Thursday, December 6, 2012

Middle-Grade Fiction: The View From Saturday

E.L. Konigsburg is well known for her award-winning children’s literature, having won two Newberry Medals for From the Mixed-Up Files of Mrs. Basil E. Frankweiler and this novel, The View from Saturday.  We listened to the audio of From the Mixed-Up Files… together as a family, as well as another Konigsburg novel, The Mysterious Edge of the Heroic World.  Unfortunately, my teenage sons don’t like listening to audio books together anymore (sniff, sniff), but I enjoyed listening to this one on my own.

The View from Saturday is about a sixth-grade Academic Bowl team, but to my surprise, very little of the story is actually about the competition itself.  This novel is more of a character study, examining the lives of each of the four team members and how they came to know each other and become friends.  Ethan, who is very smart but rarely talks, feels like he lives in the shadow of his high-achieving older brother.  Nadia, with a halo of bright red hair, meets Ethan for the first time when her grandfather marries his grandmother down in Florida, and they both visit during the summer and end up saving turtles together.  Noah, by a strange accident, ends up acting as best man at the wedding of Ethan’s grandmother and Nadia’s grandfather.  The fourth and final Academic Bowl team member is Julian, who is new to the area, with an unusual and exotic background that makes him fodder for the school bullies.

The four of them begin to become friends when Julian invites them all to a tea party.  Their teacher, Mrs. Olinski, who has returned to teaching for the first time since an accident that left her in a wheelchair, isn’t entirely sure why she has chosen these four for her team, except that each one just seems to be the right choice at the right time.  The team is very successful together, as the opening scene of the Academic Bowl shows, but more importantly, the four kids become friends and each becomes more comfortable with who she or he is, through their experiences both in school and out.

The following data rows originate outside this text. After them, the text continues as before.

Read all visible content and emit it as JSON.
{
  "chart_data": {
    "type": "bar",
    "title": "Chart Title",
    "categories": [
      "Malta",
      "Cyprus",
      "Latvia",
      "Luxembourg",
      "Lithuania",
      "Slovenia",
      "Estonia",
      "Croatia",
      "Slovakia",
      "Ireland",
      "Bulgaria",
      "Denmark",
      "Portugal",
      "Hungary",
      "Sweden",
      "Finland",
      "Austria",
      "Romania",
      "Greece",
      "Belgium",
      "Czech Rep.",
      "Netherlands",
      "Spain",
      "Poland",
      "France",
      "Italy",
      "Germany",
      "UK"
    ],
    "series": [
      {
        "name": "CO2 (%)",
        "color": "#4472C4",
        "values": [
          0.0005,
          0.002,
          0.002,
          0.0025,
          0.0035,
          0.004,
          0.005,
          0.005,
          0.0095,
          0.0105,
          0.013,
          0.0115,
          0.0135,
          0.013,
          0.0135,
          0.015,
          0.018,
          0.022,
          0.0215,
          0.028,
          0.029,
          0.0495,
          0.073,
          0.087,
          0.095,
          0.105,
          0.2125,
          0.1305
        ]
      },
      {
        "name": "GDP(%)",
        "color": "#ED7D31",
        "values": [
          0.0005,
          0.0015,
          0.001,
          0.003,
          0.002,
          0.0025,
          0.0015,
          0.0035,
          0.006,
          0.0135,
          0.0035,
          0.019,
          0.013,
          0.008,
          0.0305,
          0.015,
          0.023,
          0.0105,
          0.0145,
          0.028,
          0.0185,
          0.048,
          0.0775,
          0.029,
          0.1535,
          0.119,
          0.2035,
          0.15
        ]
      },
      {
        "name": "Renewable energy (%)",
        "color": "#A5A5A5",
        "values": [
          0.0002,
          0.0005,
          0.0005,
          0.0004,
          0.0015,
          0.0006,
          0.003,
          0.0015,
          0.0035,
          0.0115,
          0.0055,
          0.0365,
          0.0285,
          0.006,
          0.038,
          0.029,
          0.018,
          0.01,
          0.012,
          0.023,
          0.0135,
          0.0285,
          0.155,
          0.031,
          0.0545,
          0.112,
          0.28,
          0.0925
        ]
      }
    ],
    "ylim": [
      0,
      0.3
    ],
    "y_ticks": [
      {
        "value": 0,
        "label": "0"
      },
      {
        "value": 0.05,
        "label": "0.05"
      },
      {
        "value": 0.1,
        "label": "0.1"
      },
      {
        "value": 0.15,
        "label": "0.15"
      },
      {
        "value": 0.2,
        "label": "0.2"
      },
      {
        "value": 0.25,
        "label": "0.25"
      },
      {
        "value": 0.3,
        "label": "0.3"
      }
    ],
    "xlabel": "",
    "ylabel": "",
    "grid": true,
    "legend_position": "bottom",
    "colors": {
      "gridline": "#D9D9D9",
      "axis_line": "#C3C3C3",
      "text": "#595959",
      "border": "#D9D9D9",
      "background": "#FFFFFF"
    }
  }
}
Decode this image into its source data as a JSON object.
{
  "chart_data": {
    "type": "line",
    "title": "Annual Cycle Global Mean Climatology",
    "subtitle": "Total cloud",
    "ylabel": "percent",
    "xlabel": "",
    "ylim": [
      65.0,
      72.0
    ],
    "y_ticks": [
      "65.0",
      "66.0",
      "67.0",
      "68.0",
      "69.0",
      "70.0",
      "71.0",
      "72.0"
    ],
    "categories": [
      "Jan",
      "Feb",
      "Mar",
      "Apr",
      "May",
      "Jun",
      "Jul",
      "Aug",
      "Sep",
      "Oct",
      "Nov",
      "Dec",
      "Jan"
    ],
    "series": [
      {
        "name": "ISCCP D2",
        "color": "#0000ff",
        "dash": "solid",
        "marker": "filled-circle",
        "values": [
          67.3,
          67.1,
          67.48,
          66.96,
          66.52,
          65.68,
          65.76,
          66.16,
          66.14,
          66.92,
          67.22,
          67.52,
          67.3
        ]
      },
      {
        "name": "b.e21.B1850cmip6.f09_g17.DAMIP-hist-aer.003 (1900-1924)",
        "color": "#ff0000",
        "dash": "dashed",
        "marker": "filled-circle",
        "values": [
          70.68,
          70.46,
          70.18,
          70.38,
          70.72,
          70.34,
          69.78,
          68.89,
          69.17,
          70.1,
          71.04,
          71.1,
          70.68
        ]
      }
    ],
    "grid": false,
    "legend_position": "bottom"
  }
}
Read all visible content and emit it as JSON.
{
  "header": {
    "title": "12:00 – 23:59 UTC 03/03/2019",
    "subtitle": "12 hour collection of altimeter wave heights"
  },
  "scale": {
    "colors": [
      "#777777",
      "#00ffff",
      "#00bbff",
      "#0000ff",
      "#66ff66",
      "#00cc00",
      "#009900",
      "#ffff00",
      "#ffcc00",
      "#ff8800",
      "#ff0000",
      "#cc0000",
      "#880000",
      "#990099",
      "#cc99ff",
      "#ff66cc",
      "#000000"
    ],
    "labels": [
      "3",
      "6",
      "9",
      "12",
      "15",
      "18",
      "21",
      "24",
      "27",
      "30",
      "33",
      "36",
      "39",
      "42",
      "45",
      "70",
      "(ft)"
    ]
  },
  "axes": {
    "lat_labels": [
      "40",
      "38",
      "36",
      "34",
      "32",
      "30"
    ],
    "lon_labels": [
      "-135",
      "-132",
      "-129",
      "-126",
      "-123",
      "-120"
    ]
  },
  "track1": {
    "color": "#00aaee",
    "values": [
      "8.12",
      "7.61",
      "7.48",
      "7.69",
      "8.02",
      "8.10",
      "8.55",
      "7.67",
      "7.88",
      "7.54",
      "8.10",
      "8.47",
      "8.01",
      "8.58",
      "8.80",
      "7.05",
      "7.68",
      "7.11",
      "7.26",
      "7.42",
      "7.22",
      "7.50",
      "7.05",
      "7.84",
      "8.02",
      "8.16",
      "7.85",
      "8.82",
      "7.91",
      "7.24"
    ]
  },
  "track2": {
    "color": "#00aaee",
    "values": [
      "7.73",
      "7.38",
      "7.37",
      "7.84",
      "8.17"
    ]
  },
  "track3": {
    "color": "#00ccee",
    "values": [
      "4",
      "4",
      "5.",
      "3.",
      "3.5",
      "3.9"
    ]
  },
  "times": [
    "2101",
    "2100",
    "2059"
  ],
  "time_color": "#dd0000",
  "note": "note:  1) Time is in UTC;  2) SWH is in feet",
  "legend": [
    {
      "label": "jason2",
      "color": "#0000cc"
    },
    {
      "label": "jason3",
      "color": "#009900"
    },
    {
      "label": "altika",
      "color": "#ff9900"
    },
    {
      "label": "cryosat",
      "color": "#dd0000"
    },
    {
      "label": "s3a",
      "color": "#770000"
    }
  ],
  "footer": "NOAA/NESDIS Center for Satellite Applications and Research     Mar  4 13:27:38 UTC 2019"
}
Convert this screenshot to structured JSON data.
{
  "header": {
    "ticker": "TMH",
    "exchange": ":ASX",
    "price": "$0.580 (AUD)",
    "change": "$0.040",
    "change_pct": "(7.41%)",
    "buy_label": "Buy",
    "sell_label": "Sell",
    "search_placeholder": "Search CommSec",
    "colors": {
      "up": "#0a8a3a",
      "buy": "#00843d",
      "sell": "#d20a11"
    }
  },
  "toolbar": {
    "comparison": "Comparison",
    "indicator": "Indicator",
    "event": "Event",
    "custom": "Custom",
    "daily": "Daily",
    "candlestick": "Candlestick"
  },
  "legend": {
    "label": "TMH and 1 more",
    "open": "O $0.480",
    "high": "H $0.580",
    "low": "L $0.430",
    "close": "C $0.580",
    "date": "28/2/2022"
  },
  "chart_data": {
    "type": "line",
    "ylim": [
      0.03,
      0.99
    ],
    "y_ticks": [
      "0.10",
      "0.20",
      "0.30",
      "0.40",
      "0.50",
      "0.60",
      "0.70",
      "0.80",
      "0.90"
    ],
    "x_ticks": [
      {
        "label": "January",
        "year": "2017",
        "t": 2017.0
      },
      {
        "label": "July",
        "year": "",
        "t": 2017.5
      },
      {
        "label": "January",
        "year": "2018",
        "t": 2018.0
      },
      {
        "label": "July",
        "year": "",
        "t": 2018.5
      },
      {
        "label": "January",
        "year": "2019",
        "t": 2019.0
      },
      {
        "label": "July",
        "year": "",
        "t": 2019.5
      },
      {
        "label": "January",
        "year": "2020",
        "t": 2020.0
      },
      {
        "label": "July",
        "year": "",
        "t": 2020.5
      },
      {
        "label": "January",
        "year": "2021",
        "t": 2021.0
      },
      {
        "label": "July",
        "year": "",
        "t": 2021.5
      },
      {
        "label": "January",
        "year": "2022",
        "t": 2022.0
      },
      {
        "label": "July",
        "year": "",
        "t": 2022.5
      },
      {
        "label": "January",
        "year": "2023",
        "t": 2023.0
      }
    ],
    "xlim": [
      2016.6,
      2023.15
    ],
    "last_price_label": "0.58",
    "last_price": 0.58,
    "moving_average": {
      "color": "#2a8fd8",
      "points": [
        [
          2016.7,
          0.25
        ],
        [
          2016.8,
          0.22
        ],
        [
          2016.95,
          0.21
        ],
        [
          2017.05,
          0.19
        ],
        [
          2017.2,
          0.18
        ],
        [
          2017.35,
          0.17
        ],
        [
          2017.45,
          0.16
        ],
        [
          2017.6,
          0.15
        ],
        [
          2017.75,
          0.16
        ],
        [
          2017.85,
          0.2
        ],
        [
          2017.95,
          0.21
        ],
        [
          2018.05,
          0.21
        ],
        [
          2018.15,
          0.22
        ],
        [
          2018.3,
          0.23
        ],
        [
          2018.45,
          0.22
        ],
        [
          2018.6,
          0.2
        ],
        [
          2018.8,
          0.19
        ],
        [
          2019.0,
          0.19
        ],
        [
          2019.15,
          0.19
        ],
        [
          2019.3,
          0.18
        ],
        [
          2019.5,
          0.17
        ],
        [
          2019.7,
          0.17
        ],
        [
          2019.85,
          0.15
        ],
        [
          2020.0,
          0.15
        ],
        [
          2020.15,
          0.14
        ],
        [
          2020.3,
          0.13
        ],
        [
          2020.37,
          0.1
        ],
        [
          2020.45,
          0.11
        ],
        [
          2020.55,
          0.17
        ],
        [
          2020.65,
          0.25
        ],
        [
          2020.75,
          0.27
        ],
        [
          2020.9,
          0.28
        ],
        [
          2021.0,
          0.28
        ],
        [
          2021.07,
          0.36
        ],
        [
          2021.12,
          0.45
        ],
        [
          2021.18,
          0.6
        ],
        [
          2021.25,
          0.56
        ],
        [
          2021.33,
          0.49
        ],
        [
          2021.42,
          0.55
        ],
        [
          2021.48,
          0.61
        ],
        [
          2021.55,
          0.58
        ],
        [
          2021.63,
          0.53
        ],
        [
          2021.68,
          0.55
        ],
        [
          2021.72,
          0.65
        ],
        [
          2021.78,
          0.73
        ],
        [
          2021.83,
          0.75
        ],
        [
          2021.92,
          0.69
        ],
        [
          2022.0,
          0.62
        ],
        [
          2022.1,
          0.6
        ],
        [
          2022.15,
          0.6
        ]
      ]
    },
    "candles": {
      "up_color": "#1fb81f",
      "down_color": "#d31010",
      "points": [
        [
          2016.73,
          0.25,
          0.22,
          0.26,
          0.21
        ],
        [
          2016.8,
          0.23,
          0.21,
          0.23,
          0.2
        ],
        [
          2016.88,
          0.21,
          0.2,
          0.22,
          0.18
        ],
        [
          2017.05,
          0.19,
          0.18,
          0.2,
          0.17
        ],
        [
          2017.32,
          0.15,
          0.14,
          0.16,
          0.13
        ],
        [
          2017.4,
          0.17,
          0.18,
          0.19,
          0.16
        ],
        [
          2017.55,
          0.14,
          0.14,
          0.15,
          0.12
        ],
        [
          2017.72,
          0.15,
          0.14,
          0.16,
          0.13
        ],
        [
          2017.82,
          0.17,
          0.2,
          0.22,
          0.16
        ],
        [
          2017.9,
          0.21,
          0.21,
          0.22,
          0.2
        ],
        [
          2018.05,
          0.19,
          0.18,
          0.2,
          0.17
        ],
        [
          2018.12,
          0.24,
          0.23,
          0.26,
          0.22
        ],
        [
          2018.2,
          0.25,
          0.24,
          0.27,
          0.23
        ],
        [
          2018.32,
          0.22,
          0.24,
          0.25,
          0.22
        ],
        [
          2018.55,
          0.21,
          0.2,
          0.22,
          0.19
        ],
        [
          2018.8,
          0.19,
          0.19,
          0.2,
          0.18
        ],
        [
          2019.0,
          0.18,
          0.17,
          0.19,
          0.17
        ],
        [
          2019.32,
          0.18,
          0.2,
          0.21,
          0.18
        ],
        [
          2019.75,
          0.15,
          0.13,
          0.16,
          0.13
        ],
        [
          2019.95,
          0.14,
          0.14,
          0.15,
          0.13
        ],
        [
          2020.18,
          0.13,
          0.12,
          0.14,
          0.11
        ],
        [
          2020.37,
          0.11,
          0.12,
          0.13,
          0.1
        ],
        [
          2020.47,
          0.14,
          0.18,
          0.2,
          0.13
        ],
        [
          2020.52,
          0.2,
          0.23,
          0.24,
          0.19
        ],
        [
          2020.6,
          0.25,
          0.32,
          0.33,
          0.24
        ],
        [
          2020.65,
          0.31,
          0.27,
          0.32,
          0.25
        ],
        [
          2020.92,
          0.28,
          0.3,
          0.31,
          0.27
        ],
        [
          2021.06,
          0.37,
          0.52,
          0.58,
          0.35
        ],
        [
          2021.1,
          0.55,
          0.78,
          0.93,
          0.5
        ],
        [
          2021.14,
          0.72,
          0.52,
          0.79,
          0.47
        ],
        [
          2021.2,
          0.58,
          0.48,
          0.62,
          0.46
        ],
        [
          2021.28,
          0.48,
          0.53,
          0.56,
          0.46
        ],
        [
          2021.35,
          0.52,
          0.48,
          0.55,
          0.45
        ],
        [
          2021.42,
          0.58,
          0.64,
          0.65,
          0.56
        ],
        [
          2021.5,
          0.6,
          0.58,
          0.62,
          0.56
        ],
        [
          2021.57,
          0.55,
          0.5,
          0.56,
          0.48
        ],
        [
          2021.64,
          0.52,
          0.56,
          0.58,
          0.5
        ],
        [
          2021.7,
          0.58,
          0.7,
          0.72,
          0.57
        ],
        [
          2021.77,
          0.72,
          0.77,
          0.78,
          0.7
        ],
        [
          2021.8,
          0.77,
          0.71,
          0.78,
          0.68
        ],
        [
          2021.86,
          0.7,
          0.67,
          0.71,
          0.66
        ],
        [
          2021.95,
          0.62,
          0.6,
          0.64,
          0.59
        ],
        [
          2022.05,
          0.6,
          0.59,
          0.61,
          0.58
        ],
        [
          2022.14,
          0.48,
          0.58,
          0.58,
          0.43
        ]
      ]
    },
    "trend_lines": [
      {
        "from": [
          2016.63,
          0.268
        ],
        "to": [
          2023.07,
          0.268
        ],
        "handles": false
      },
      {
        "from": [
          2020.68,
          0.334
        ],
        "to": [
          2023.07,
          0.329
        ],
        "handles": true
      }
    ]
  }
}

This is essentially the story of outcasts finding their place in the world.  Each of the four kids – and their teacher – is a bit of a geek and feels out of place at the beginning, until they find each other and begin to bond.  It’s a warm story of unlikely friendship, with touches of gentle humor throughout.  I have to admit that my 14-year old son was right – he wouldn’t have enjoyed this book much, despite having been on his own middle school’s Academic Bowl team.  He just prefers more action and suspense in his books (when he reads at all!).  But kids who enjoy real-life stories of real-life kids overcoming obstacles and finding friends will enjoy this novel as much as I did.